Description
Code Sample, a copy-pastable example if possible
import pandas as pd
import numpy as np
def add_quantiles(data, column, quantiles=4):
"""
Returns the given dataframe with dummy columns for quantiles of a given column. Quantiles can be a int to
specify equal spaced quantiles or an array of quantiles
:param data: DataFrame :type data: DataFrame
:param column: column to which add quantiles :type column: string
:param quantiles: number of quantiles to generate or list of quantiles :type quantiles: Union[int, list of float]
:return: DataFrame
"""
if isinstance(quantiles, int):
labels = [column + "_" + str(int(quantile / quantiles * 100)) + "q" for quantile in range(1, quantiles + 1)]
if isinstance(quantiles, list):
labels = [column + "_" + str(int(quantile * 100)) + "q" for quantile in quantiles]
del labels[0] # Bin labels must be one fewer than the number of bin edges
data = pd.concat([data, pd.get_dummies(pd.qcut(x=data[column],
q=quantiles,
labels=labels, duplicates='drop'))], axis=1)
return data
zs = np.zeros(3)
rs = np.random.randint(1, 100, size=3)
arr=np.concatenate((zs, rs))
ser = pd.Series(arr)
df = pd.DataFrame({'numbers':ser})
print(df)
#numbers
#0 0.0
#1 0.0
#2 0.0
#3 33.0
#4 81.0
#5 13.0
print(add_quantiles(df, 'numbers'))
Traceback (most recent call last):
File "pandas_qcut.py", line 29, in <module>
print(add_quantiles(df, 'numbers'))
File "pandas_qcut.py", line 20, in add_quantiles
labels=labels, duplicates='drop'))], axis=1)

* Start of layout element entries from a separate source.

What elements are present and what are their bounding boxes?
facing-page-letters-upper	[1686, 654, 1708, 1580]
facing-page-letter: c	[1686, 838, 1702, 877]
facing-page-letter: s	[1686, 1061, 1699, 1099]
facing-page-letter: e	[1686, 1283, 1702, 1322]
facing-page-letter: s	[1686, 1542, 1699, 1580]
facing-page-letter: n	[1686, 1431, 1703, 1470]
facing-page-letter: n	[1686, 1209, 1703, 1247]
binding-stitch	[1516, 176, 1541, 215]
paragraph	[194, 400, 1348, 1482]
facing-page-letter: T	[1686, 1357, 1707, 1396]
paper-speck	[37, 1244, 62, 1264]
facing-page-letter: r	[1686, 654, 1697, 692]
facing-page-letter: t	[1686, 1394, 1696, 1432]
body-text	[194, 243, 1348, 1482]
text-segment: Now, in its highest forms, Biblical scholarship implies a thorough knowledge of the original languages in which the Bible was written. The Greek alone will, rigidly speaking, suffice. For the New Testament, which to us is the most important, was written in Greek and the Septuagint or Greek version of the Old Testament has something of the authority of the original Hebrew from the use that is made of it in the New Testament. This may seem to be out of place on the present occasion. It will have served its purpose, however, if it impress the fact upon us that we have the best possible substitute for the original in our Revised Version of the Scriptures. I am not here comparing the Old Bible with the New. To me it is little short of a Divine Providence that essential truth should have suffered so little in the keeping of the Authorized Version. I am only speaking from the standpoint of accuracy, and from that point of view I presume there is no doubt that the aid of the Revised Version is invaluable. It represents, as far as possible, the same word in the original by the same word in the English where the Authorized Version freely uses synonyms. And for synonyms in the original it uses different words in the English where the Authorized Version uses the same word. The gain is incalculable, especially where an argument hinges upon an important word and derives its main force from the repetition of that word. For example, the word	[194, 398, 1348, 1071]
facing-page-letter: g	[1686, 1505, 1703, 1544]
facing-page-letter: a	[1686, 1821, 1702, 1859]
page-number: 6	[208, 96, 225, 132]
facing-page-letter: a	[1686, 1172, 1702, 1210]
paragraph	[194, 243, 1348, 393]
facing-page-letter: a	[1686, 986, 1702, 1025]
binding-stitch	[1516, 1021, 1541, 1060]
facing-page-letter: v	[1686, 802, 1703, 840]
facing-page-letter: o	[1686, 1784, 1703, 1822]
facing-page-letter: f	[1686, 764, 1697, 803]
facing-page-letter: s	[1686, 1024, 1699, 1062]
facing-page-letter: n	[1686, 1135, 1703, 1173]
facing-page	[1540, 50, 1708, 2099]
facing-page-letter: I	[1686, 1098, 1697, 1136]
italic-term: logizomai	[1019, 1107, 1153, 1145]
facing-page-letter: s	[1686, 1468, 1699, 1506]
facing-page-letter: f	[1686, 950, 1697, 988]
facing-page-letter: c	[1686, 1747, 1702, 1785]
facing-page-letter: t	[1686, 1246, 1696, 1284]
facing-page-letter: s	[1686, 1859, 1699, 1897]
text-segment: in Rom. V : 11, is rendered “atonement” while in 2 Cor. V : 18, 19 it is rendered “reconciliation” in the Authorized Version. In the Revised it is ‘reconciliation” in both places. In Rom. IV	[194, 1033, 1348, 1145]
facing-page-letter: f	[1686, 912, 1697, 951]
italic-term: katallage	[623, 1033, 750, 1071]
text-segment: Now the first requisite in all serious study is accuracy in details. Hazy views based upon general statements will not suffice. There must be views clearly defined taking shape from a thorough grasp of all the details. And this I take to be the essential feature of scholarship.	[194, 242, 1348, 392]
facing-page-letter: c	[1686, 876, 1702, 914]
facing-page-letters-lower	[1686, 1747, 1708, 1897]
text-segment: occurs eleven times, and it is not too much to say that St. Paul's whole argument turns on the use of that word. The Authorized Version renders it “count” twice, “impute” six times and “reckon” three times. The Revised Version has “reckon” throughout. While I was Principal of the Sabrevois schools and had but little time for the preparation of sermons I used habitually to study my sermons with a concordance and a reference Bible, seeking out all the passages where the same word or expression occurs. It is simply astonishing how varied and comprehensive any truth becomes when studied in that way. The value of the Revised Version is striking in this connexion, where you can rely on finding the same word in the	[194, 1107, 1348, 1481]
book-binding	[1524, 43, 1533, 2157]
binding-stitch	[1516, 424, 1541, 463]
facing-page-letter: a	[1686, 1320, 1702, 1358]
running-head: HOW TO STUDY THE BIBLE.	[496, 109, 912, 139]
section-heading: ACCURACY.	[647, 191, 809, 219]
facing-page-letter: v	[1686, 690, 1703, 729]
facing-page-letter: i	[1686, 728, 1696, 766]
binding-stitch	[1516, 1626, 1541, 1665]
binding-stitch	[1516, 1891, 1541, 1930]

File "/home/mindcraft/anaconda3/lib/python3.6/site-packages/pandas/core/reshape/tile.py", line 206, in qcut
dtype=dtype, duplicates=duplicates)
File "/home/mindcraft/anaconda3/lib/python3.6/site-packages/pandas/core/reshape/tile.py", line 252, in _bins_to_cuts
raise ValueError('Bin labels must be one fewer than '
ValueError: Bin labels must be one fewer than the number of bin edges
Problem description
When using this function with quantiles that return repeated bins, the function raises "ValueError: Bin labels must be one fewer than the number of bin edges". When using the optional parameter "duplicates" the only way to pass a valid "labels" parameters is checking for duplicate bins beforehand, repeating code in order to calculate the bins.
Expected Output
Pd.qcut should return the quantilizated column with the labels corresponding to the indices of the unique bins.
E.g output of add_quantiles.:
numbers numbers_50q numbers_75q numbers_100q
0 0.0 1 0 0
1 0.0 1 0 0
2 0.0 1 0 0
3 33.0 0 0 1
4 81.0 0 0 1
5 13.0 0 1 0
Output of pd.show_versions()
INSTALLED VERSIONS
commit: None
pandas: 0.22.0
pytest: 3.5.0
pip: 18.0
setuptools: 40.0.0
Cython: 0.28.1
numpy: 1.14.2
scipy: 1.0.0
pyarrow: None
xarray: None
IPython: 6.2.1
sphinx: 1.7.2
patsy: 0.5.0
dateutil: 2.7.2
pytz: 2018.3
blosc: None
bottleneck: 1.2.1
tables: 3.4.2
numexpr: 2.6.4
feather: None
matplotlib: 2.2.2
openpyxl: 2.5.1
xlrd: 1.1.0
xlwt: 1.2.0
xlsxwriter: 1.0.2
lxml: 4.2.1
bs4: 4.6.0
html5lib: 1.0.1
sqlalchemy: 1.2.5
pymysql: None
psycopg2: None
jinja2: 2.10
s3fs: None
fastparquet: None
pandas_gbq: None
pandas_datareader: None